USING-COMPUTED-HINTS-2

One Hint to Every Top-Level Goal in a Forcing Round
Major Section:  MISCELLANEOUS

Suppose the main proof completes with a forcing round on three subgoals, "[1]Subgoal 3", "[1]Subgoal 2", and "[1]Subgoal 1". Suppose you wish to :use lemma42 in all top-level goals of the first forcing round. This can be done supplying the hint

(if test '(:use lemma42) nil),
where test is an expression that returns t when ID is one of the clause ids in question.
    goal-spec     (parse-clause-id goal-spec)

"[1]Subgoal 3" ((1) (3) . 0) "[1]Subgoal 2" ((1) (2) . 0) "[1]Subgoal 1" ((1) (1) . 0)

Recall (see clause-identifier) that parse-clause-id maps from a goal spec to a clause id, so you can use that function on the goal specs printed in the failed proof attempt to determine the clause ids in question.

So one acceptable test is

(member-equal id '(((1) (3) . 0) 
                   ((1) (2) . 0)
                   ((1) (1) . 0)))
or you could use parse-clause-id in your computed hint if you don't want to see clause ids in your script:
(or (equal id (parse-clause-id "[1]Subgoal 3"))
    (equal id (parse-clause-id "[1]Subgoal 2"))
    (equal id (parse-clause-id "[1]Subgoal 1")))
or you could use the inverse function (see clause-identifier):
(member-equal (string-for-tilde-@-clause-id-phrase id)
              '("[1]Subgoal 3"
                "[1]Subgoal 2"
                "[1]Subgoal 1"))

Recall that what we've shown above are the tests to use in the computed hint. The hint itself is (if test '(:use lemma42) nil) or something equivalent like (and test '(:use lemma42)).

The three tests above are all equivalent. They suffer from the problem of requiring the explicit enumeration of all the goal specs in the first forcing round. A change in the script might cause more forced subgoals and the ones other than those enumerated would not be given the hint.

You could write a test that recognizes all first round top-level subgoals no matter how many there are. Just think of the programming problem: how do I recognize all the clause id's of the form ((1) (n) . 0)? Often you can come to this formulation of the problem by using parse-clause-id on a few of the candidate goal-specs to see the common structure. A suitable test in this case is:

(and (equal (car id) '(1))     ; forcing round 1, top-level (pre-induction)
     (equal (len (cadr id)) 1) ; Subgoal n (not Subgoal n.i ...)
     (equal (cddr id) 0))      ; no primes

The test above is ``overkill'' because it recognizes precisely the clause ids in question. But recall that once a computed hint is used, it is (by default) removed from the hints available to the children of the clause.
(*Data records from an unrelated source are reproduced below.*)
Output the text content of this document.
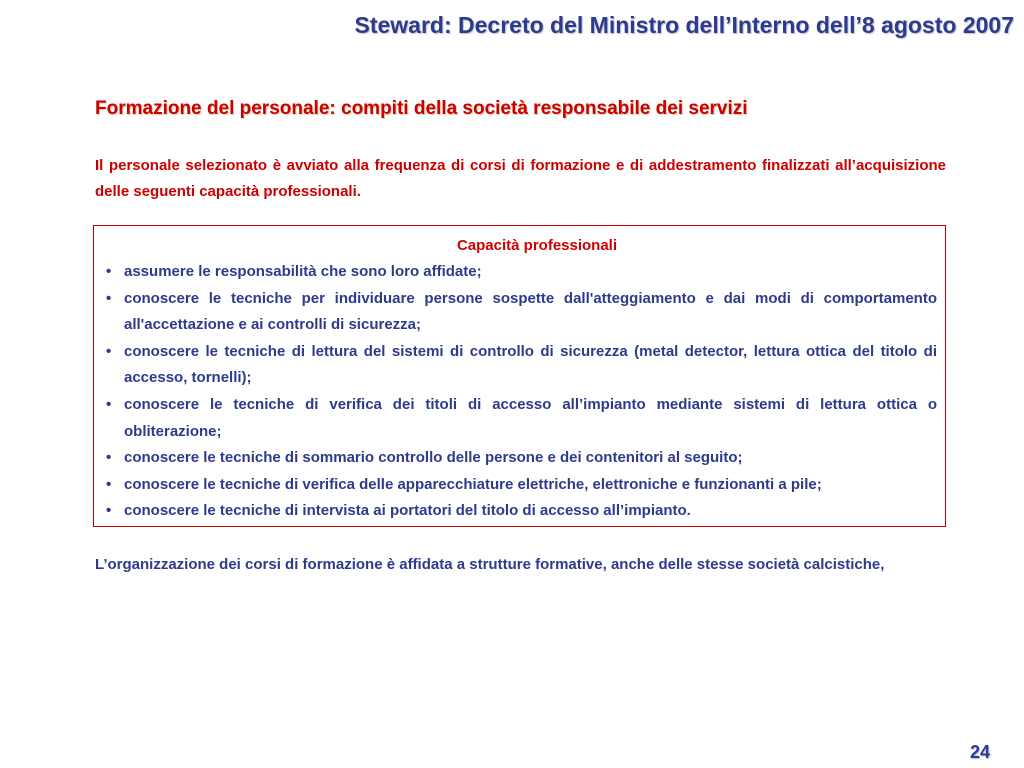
Steward: Decreto del Ministro dell’Interno dell’8 agosto 2007
Formazione del personale: compiti della società responsabile dei servizi
Il personale selezionato è avviato alla frequenza di corsi di formazione e di addestramento finalizzati all’acquisizione delle seguenti capacità professionali.
Capacità professionali
• assumere le responsabilità che sono loro affidate;
• conoscere le tecniche per individuare persone sospette dall'atteggiamento e dai modi di comportamento all'accettazione e ai controlli di sicurezza;
• conoscere le tecniche di lettura del sistemi di controllo di sicurezza (metal detector, lettura ottica del titolo di accesso, tornelli);
• conoscere le tecniche di verifica dei titoli di accesso all’impianto mediante sistemi di lettura ottica o obliterazione;
• conoscere le tecniche di sommario controllo delle persone e dei contenitori al seguito;
• conoscere le tecniche di verifica delle apparecchiature elettriche, elettroniche e funzionanti a pile;
• conoscere le tecniche di intervista ai portatori del titolo di accesso all’impianto.
L’organizzazione dei corsi di formazione è affidata a strutture formative, anche delle stesse società calcistiche,
24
Thus, we can widen the set of clause ids recognized to include all the children without worrying that the hint will be applied to those children.

In particular, the following test supplies the hint to every top-level goal of the first forcing round:

(equal (car id) '(1))
You might worry that it would also supply the hint to the subgoal produced by the hint -- the cases we ruled out by the ``overkill'' above. But that doesn't happen since the hint is unavailable to the children. You could even write:
(equal (car (car id)) 1)
which would supply the hint to every goal of the form "[1]Subgoal ..." and again, because we see and fire on the top-level goals first, we will not fire on, say, "[1]Subgoal *1.3/2", i.e., the id '((1 1 3) (2) . 0) even though the test recognizes that id.

Finally, the following test supplies the hint to every top-level goal of every forcing round (except the 0th, which is the ``gist'' of the proof, not ``really'' a forcing round):

(not (equal (car (car id)) 0))

Recall again that in all the examples above we have exhibited the test in a computed hint of the form (if test '(:key1 val1 ...) nil).